Vox Nova at the Library: Radicals for Capitalism

Vox Nova at the Library: Radicals for Capitalism

Libertarians are strange. There’s no use denying it. In a world in which people debate not whether the government should have a major role in the provision of health care but whether or not that role should be total the type of person who thinks we should privatize lighthouses is apt to be more than a little eccentric.

Which is what makes Radicals for Capitalism such a fun read. The book, subtitled ‘A Freewheeling History of the Modern American Libertarian Movement’, chronicles the lives and idea of all of the major (and many of the minor) libertarian and anarcho-capitalist movements and figures in America over the last hundred years.
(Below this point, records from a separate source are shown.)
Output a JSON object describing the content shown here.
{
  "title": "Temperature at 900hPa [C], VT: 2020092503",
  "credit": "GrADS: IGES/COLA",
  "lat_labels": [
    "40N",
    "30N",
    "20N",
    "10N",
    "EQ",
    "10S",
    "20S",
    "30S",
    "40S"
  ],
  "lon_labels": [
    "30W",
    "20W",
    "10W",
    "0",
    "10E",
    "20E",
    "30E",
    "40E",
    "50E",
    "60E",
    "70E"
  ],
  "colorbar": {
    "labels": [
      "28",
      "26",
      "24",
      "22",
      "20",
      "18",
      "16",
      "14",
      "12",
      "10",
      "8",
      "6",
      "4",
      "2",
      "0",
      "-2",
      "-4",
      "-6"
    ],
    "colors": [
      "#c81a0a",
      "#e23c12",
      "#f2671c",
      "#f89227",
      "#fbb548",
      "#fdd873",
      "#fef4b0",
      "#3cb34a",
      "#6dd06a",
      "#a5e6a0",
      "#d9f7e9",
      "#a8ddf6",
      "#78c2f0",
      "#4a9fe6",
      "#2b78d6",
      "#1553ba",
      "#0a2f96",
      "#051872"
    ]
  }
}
In it you will find Murray Rothbard, who became an anarchist when he realized that his justifications for the nightwatchman state could also justify socialized steel mills (and whose anti-war sentiments later led him to oppose the Republican candidacy of Barry Goldwater). You will learn about Joseph Galambos, whose views on intellectual property were so strict that he forbid his followers from even mentioning his ideas (which may be why you haven’t heard of him). You will read about Milton Friedman’s role in getting rid of the draft, how the author of Little House on the Prairie lost her job over her opposition to Social Security, and about the various attempts to set up a libertarian island paradise in the South Pacific.

If you enjoy reading about the history of political ideas and the often off the wall lives of those who propound them, you will like this book. The chances of your becoming a libertarian or anarcho-capitalist based on reading it all is probably fairly slim.